The War on Trans Lives: How Fear Became a Political Strategy
- Garry Haraveth
- Nov 5
- 3 min read

Weaponizing Identity
America is once again at war with itself, and transgender people have become the chosen battleground. In the run-up to the 2024 election, the GOP and MAGA movement poured tens of millions of dollars into one of the most coordinated attacks on a marginalized group in modern history. The target wasn’t crime, inflation, or national security. It was trans kids, trans athletes, and anyone whose existence dared to challenge rigid ideas of gender.
The ads were relentless, warning parents about “boys in girls’ locker rooms,” blasting gender-affirming care as “child mutilation,” and promising to “end radical gender ideology.” The goal wasn’t policy; it was panic. Fear was the point.
It worked not because most Americans believed it, but because fear has a way of setting the agenda even when truth doesn’t.
The Aftermath of an Election Fueled by Fear
One year later, and the fallout of that election continues to ripple across the country. Earlier this year, the Supreme Court upheld Tennessee’s ban on gender-affirming healthcare for minors, effectively greenlighting similar laws in more than two dozen states. Iowa went further, becoming the first state to erase gender identity from its civil rights code altogether.
Meanwhile, right-wing influencers and conservative legislatures have turned the phrase “protect women’s sports” into a political rallying cry, using it to mask a broader campaign of exclusion. Across social media, trans people, especially youth, face relentless vilification, harassment, and threats.
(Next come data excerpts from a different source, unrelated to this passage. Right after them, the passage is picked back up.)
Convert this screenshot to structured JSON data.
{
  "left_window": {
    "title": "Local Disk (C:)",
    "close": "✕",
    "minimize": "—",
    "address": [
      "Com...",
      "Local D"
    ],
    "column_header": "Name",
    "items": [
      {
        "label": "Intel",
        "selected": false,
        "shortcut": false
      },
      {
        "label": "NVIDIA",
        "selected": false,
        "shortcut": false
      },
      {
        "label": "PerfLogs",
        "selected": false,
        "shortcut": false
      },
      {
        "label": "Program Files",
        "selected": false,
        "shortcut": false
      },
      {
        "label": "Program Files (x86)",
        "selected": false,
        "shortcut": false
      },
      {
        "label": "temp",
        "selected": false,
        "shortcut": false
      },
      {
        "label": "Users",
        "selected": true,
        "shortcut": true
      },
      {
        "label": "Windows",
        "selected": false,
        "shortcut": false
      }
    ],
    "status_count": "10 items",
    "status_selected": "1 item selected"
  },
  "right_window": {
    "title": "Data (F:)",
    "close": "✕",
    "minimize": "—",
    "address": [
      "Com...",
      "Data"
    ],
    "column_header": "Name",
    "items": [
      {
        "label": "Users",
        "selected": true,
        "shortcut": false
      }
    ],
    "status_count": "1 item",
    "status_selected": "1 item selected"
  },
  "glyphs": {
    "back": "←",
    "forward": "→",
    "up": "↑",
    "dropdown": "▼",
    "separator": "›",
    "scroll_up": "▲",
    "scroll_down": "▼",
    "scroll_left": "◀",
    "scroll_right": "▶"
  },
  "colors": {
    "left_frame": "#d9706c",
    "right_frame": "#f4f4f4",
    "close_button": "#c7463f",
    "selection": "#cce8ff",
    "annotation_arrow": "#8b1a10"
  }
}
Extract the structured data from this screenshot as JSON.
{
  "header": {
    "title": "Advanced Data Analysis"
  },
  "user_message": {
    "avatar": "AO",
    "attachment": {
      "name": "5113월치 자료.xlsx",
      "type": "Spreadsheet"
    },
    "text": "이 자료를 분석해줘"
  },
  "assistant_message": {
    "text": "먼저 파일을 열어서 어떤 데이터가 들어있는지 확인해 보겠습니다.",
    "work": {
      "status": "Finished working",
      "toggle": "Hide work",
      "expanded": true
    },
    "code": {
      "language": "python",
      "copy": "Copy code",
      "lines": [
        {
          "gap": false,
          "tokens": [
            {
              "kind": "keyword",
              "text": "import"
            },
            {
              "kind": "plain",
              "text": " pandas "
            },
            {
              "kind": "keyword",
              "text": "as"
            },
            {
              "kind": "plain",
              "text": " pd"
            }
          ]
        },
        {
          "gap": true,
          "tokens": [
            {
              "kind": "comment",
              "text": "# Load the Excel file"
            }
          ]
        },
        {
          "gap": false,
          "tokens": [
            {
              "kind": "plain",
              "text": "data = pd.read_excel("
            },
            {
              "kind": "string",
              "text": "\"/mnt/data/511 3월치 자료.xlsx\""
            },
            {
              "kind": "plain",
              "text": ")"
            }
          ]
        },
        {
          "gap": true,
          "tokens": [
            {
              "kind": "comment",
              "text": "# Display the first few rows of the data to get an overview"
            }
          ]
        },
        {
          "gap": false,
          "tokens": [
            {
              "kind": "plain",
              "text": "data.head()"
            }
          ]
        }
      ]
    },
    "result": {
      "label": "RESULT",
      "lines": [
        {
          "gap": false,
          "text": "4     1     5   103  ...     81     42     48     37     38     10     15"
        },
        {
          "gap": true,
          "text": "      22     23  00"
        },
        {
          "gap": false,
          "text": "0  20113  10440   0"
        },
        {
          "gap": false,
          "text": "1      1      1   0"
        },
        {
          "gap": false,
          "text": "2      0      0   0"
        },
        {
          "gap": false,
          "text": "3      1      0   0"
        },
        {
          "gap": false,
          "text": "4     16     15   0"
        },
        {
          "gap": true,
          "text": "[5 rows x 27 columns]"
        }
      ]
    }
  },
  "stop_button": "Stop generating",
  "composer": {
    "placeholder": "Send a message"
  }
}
The message is unmistakable: trans lives are acceptable only when invisible.
The Silence of So-Called Allies
If this were only a story about Republicans, it would be easier to tell. But the silence and sometimes complicity of those who claim to stand with the LGBTQ+ community make the wound deeper.
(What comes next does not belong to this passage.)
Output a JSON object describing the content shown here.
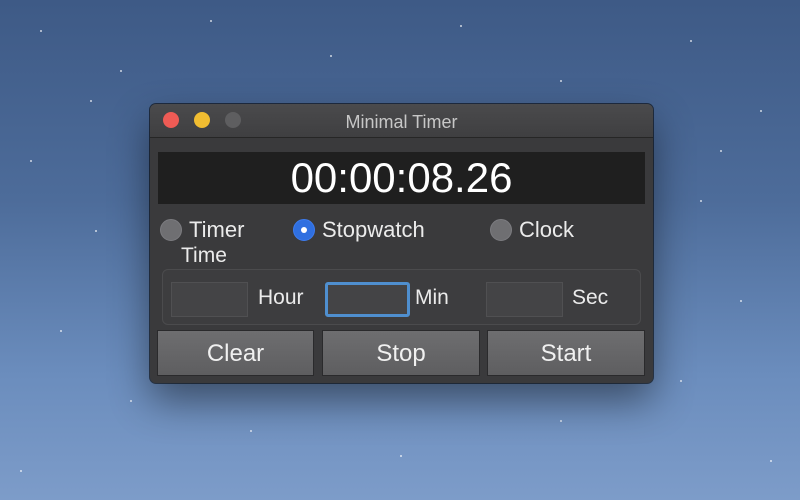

Inside the Democratic Party, a quiet retreat has begun. Party strategists, chasing centrist voters, have urged leaders to “moderate” on so-called cultural issues. The result? A steady erosion of moral courage.
Governor Gavin Newsom, once hailed as a progressive beacon, publicly opposed allowing trans girls to compete in women’s sports, calling it “deeply unfair.”
Former Transportation Secretary Pete Buttigieg, one of the country’s most visible gay politicians, said in July 2025 that while he has “compassion for transgender people,” he also believes that “parents who are concerned” about fairness in sports “have a case.”
Wrapped in empathy, these comments still echo the same talking points used to justify exclusion. When prominent Democrats mirror the language of those who legislate against trans people, they legitimize the idea that equality is negotiable.
History shows where that road leads.
A Familiar Playbook, a New Target
This isn’t new. The “war on trans lives” is the latest chapter in a decades-long strategy: weaponizing fear of the other to consolidate political power.
From Anita Bryant’s anti-gay “Save Our Children” crusade in the 1970s to the panic over marriage equality in the 2000s, the pattern repeats. Each generation’s progress triggers a backlash, and each backlash uses children, morality, and religion as camouflage for control.
The 2024 election simply updated the formula for a social-media age. Instead of pamphlets and church sermons, it was memes, viral videos, and algorithmic outrage. The effect was the same: dehumanize, distract, divide.
The Human Cost
Behind the headlines are human beings trying to live ordinary lives. Teachers are losing their jobs for being authentic. Students are afraid to use the restroom. Parents are forced to leave their home states so their kids can access basic healthcare.
According to The Trevor Project’s 2024 survey, 46 percent of transgender and nonbinary youth seriously considered suicide in the past year. Forty-six percent!
This is not a political issue. It’s a moral emergency.
November: A Month for Awareness, and Action
November is Transgender Awareness Month, a time meant to uplift visibility, honor resilience, and remember those we’ve lost to violence, discrimination, and despair. But this year, awareness alone isn’t enough.
Awareness must become action. Visibility must become vigilance. Transgender Awareness Month asks every one of us, not just the trans community, to decide what kind of nation we want to be.
Do we stand silent while politicians weaponize fear against our neighbors? Do we allow parties to trade away human rights for polling points? Or do we finally and fully commit to building a culture where being yourself is never treated as a threat?
To be aware is to pay attention.
To be awakened is to act.
And right now, transgender Americans need and deserve both.